Thomas Cook India snaps up Kuoni’s DMC network, including Asian Trails

Kuoni’s new owner EQT is selling another chunk of Kuoni’s business, this time its DMC network comprising AlliedTPro US, Asian Trails, Australian Tours Management, Desert Adventures/Gulf Dunes Middle East and Private Safaris Africa, to Thomas Cook India.

In Asia, Asian Trails’ CEO Laurent Kuenzle told TTG Asia this morning in a phone interview that the Asian Trails brand, leadership and team would be retained and that the shift in new ownership would strengthen the DMC further.

“They didn’t buy Asian Trails to make a Thomas Cook India out of us,” said Kuenzle.

“Thomas Group India believes that the original people who manage a company are the key drivers to its success. They are buying the entrepreneurial spirit, the management team that leads the company, and they are interested in the synergies that can be had,” he said.

Kuenzle expects a lot of synergies and growth, particularly from the Indian market. “They buy us because we are specialists and we are international, i.e. we have the expertise to handle international markets (travelling to Asia). We have a Spanish team, French team, Italian team, etc, to handle the individual needs of these clients and this will continue as always. Plus we look forward to harness the potential of the Indian market. We already handle Indian clients, including from Thomas Cook India, and as you know the potential of this market is enormous.
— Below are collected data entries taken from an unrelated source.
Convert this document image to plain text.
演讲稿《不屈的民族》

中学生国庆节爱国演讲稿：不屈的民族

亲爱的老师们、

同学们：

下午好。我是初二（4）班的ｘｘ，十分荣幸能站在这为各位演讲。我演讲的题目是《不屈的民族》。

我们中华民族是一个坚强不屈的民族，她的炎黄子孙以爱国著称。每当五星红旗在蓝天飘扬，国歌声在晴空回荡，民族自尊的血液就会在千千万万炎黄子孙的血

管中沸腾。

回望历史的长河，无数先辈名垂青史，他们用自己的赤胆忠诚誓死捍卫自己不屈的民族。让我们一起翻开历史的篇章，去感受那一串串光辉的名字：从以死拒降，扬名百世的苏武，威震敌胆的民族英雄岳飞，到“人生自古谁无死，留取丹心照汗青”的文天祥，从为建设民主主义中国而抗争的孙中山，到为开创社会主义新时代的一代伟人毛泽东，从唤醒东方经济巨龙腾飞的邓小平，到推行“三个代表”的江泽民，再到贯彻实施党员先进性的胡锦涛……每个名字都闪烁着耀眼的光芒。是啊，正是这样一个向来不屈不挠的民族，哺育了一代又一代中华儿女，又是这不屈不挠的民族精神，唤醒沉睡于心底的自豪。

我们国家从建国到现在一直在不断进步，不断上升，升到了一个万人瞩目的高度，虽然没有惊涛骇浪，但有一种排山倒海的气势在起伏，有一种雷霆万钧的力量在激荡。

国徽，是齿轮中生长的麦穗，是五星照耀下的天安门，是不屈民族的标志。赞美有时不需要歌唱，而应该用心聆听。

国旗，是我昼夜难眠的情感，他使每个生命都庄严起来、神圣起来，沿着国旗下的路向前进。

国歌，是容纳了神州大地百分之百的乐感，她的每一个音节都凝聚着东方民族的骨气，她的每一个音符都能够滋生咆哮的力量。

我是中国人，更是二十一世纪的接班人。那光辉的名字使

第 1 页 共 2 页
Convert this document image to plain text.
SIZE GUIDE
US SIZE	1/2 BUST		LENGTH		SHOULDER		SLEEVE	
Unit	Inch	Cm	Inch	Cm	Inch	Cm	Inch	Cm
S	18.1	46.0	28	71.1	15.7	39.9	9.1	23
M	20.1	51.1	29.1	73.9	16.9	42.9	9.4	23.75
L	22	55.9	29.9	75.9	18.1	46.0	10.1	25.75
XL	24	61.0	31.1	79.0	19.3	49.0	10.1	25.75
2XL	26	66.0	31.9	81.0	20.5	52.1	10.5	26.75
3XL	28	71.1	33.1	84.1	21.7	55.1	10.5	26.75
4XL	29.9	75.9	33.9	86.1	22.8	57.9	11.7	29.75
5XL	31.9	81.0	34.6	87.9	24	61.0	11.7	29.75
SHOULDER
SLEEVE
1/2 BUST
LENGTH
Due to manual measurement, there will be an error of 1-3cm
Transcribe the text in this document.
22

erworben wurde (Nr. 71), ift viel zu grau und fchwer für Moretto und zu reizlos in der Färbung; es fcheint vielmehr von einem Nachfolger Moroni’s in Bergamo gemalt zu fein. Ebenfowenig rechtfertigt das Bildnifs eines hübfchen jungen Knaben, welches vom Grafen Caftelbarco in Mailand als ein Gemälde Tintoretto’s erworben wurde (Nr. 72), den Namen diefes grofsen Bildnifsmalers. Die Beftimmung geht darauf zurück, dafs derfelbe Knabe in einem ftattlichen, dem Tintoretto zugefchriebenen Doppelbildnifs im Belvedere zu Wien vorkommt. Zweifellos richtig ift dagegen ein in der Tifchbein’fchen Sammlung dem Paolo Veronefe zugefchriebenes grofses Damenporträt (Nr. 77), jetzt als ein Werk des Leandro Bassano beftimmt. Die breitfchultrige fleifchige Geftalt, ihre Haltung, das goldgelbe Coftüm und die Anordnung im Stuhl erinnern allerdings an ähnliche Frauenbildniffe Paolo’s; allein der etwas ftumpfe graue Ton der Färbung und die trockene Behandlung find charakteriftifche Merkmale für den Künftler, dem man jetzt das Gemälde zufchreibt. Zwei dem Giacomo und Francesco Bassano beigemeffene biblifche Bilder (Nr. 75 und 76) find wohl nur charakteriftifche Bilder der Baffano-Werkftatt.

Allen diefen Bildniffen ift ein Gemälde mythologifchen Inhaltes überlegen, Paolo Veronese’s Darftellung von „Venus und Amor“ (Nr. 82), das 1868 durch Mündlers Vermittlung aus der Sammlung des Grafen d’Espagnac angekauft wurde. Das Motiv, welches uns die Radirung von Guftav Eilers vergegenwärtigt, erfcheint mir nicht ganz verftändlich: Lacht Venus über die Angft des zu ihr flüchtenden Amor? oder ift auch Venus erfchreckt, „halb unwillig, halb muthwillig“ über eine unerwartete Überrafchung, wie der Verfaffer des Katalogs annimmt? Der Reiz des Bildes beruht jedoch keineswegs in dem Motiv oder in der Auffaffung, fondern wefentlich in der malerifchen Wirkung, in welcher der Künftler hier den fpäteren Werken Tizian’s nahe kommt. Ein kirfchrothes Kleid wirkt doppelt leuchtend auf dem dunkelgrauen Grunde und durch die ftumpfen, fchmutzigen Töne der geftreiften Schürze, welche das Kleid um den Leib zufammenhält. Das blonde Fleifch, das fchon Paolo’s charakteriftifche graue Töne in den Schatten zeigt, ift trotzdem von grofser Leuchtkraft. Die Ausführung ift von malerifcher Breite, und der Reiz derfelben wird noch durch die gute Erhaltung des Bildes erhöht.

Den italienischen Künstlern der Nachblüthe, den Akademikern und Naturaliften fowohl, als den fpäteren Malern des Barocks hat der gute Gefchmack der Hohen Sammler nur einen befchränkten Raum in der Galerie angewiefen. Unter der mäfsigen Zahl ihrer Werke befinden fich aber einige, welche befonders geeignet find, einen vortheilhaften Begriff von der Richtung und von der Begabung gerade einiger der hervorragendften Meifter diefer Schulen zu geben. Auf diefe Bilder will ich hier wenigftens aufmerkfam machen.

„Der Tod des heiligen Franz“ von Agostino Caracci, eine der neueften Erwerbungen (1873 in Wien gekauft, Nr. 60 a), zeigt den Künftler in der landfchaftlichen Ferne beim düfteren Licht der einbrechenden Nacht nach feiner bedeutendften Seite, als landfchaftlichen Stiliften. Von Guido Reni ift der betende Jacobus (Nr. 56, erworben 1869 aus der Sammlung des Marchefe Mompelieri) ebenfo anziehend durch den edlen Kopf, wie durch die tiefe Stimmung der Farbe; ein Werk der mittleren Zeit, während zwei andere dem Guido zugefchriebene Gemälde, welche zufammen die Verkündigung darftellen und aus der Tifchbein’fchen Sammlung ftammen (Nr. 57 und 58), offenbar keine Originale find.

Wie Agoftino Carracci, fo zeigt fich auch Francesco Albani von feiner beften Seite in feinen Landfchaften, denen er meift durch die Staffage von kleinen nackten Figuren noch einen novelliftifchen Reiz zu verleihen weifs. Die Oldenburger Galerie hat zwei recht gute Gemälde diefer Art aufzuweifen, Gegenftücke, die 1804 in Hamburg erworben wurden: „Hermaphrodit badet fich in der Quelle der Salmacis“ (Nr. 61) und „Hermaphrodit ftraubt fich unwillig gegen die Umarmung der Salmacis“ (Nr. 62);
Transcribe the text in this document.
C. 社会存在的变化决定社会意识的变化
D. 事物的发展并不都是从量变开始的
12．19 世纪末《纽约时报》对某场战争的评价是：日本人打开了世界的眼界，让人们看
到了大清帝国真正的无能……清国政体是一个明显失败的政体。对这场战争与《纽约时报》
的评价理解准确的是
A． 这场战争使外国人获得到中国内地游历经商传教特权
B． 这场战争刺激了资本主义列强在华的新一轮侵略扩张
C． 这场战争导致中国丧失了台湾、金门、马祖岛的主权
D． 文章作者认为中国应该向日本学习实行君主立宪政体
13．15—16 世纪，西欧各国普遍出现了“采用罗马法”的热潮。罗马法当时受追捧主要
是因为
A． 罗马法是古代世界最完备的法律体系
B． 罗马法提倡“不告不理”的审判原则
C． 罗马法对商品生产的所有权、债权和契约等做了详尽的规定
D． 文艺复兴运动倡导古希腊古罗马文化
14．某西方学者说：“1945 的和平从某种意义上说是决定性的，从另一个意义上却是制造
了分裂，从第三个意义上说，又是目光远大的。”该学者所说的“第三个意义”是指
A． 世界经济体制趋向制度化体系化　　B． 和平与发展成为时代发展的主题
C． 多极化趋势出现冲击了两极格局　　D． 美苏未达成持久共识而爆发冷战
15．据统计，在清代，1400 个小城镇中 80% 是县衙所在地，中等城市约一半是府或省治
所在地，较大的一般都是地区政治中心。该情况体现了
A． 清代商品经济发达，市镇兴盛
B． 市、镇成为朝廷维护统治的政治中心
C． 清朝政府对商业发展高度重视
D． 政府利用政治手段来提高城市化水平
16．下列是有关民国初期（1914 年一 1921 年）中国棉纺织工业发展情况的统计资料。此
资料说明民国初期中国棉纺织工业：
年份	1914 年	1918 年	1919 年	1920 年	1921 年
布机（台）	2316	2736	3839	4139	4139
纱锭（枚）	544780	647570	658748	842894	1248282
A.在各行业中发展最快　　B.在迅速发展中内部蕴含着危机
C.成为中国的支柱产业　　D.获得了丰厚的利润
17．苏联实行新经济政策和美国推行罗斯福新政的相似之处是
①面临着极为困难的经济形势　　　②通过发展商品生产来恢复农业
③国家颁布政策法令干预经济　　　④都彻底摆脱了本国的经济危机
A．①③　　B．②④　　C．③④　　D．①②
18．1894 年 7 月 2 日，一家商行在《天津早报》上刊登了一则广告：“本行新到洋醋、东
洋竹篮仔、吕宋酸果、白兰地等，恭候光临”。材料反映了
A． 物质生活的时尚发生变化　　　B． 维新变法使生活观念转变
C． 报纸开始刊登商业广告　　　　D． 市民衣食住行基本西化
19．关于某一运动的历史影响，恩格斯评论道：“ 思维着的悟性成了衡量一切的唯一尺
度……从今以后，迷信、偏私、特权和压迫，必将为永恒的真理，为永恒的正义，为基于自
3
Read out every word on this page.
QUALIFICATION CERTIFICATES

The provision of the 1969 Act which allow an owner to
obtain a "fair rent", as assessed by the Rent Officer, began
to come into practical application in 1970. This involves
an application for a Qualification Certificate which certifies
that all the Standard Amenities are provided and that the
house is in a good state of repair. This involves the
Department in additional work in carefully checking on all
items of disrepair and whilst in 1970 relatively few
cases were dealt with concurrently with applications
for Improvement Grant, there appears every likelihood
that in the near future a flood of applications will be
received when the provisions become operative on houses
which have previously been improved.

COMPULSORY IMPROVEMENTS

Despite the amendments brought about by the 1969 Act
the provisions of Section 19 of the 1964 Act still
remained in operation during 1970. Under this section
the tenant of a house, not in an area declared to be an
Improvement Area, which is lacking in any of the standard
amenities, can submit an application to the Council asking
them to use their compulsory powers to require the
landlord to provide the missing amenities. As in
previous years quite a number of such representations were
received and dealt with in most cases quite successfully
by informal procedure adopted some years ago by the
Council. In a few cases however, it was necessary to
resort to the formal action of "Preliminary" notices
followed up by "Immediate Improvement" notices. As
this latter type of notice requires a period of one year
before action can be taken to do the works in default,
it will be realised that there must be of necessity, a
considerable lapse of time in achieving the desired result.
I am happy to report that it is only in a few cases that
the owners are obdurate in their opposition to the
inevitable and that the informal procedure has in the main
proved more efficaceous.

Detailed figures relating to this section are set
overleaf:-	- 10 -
“It’s a change in ownership, but nothing changes except this puts us on a growth trajectory,” said Kuenzle.

Asian Trails is established in eight countries in the region (excluding Australian Tours Management which reports to it). In all, it has 33 offices in the region.


Kuenzle: ownership change puts Asian Trails on growth trajectory

Thomas Cook India had previously bought Kuoni businesses in India, i.e. the outbound travel brand SOTC and DMC SITA, and Kuoni Hong Kong, before the Swiss tour operating company completely sold itself to EQT. Its style has always been to acquire “exceptional management teams”.

In an October 2015 interview, Madhavan Menon, Thomas Cook India’s managing director, told TTG Asia: “We don’t have the ability to run them (the travel businesses it acquires). It’s never our policy to interfere. It’s the same when we were acquired by Fairfax and it’s exactly what we’ll replicate.”

Thus far, it has left Kuoni Hong Kong alone. Thomas Cook India and SOTC India operate separately but share backend services. Only Kuoni India’s inbound business, Kuoni Destination Management, which operates under SITA, will be merged with Fairfax’s Travel Corporation of India, ending the use of the Kuoni brand in India in the coming months. “The value of SOTC, 59 years old, and SITA, 55 years old, is far higher,” Menon had said in that interview.

At press time, Menon could not be reached for comments on the latest acquisition.

The deal does not include Kuoni Destination Management Europe and Kuoni Destination Management US (global MICE business) which remain in Kuoni’s Global Travel Services division. These aren’t part of the destination management specialists network.

EQT, which is also selling GTA to Hotelbeds, is left with what some say is the jewel in the crown, the highly lucrative VFS Global, visa and passport facilitation services. Some industry observers speculate that’s the reason why it bought Kuoni, however it could not buy only VFS but the rest of it.